La trincherilla de Ureña
Cerrado el tríptico, la corrida de Alcurrucén nos devuelve a la cruda realidad del toro convencional por la parte de Núñez y su condición mansurrona deja estar a los toreros que sin embargo miran ir y venir las manejables embestidas dando un concierto de pegapasismo que deja tundido al toro y de paso, al aficionado. Vistas las facilidades, los tres toreros ensayan su versión de la gaonera, quite de moda que mire usted por donde no se le ocurrió instrumentar a ninguno de los actuantes de las corridas previas. David Mora sólo se acuerda de su clase de antaño en el inicio de su faena al primer toro, pleno de gusto y hondura, que ya no repite nunca más en el transcurso de la tarde. Álvaro Lorenzo, ni eso, empeñado en practicar los postulados de la escuela juliana a pies juntillas, diseña sus faenas con compás, no el que surge del ritmo y la hondura, sino el que se basa en procurar que la línea del viaje del toro describa un círculo lo más alejado posible de su anatomía. Paco Ureña parece contagiado del espíritu de la tarde y ensaya en el segundo una faena pareja a la de sus compañeros de cartel que no cala en los tendidos. Quizá pese en su ánimo que la última vez que mató un toro de la casa Lozano, perdió la visión del ojo en Albacete. En cambio, al quinto, un toro que en los primeros tercios sale desentendido de su cita con los engaños, consigue fijarlo en unos estatuarios iniciales muy ceñidos que remata por bajo con una trincherilla muy profunda que capta el favor del público para el resto de la faena. La labor sigue por el toreo fundamental con demasiados altibajos, sin orden ni concierto, sin unidad de proyecto, tan pronto da un buen muletazo aquí, como uno vulgar allá, ahora se despatarra y luego continúa erguido, pero remata las series con adornos muy caros que mantienen el interés del trasteo. Deja un pinchazo recibiendo y una estocada baja que no impiden que el público pida y el presidente conceda una oreja generosa.
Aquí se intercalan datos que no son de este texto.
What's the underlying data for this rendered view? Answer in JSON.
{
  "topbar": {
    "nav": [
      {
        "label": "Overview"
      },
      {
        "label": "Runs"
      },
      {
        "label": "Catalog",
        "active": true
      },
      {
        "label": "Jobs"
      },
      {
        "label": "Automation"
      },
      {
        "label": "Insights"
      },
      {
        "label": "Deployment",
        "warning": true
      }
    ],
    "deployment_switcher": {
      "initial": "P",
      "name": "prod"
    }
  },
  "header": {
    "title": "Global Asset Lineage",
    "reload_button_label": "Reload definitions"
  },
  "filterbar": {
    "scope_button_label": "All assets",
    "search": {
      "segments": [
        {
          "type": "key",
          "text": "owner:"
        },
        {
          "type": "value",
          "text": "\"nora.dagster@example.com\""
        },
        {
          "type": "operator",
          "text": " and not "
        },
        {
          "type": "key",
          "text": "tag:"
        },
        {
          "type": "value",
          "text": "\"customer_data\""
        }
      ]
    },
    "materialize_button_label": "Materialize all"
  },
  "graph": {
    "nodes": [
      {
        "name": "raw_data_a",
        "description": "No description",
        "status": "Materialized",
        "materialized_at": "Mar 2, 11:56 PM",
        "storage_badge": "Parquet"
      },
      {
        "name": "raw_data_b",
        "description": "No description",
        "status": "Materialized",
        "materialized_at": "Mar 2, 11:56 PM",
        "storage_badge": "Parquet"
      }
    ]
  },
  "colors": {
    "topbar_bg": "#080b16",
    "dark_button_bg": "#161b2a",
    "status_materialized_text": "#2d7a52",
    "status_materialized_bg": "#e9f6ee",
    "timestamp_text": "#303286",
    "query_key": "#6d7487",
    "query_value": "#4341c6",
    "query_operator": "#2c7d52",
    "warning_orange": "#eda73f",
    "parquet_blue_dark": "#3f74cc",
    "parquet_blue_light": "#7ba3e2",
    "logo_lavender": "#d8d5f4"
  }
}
Y finalmente, lo de Ferrera. Un servidor juró que no volvería a una corrida de Zalduendo desde que asistió en San Sebastián hace dos años a un espectáculo impresentable después del cual Morante anunció su retirada. Error. La imprevisibilidad de esta fiesta es una de las bases de su grandeza y siempre que uno hace otros planes para descansar de las pasiones de la plaza, anda todo el tiempo desnortado, con la mosca detrás de la oreja, consultando las redes cada veinte minutos, deseando que la tarde haya discurrido plúmbea y sin sobresaltos, comprobando después en el vídeo la torpeza de su decisión. Afortunadamente a la mañana siguiente, la crónica de José Ramón Márquez te cuenta la corrida como si hubieras permanecido en la piedra, deslinda el grano de la paja para que uno pueda acercarse a detectar en las imágenes, retazos mínimos de la conmoción que hubiera sentido de haberse acercado a la andanada en lugar de perderse el acontecimiento, el estado de gracia de Antonio Ferrera, la inspiración que por fin convirtió la afectación en naturalidad, tan lejos de esa faceta estrafalaria de su toreo que no permitía a lo cursi traspasar la delgada línea que lo separaba de lo sublime, la impostura por fin relegada en favor de la verdad.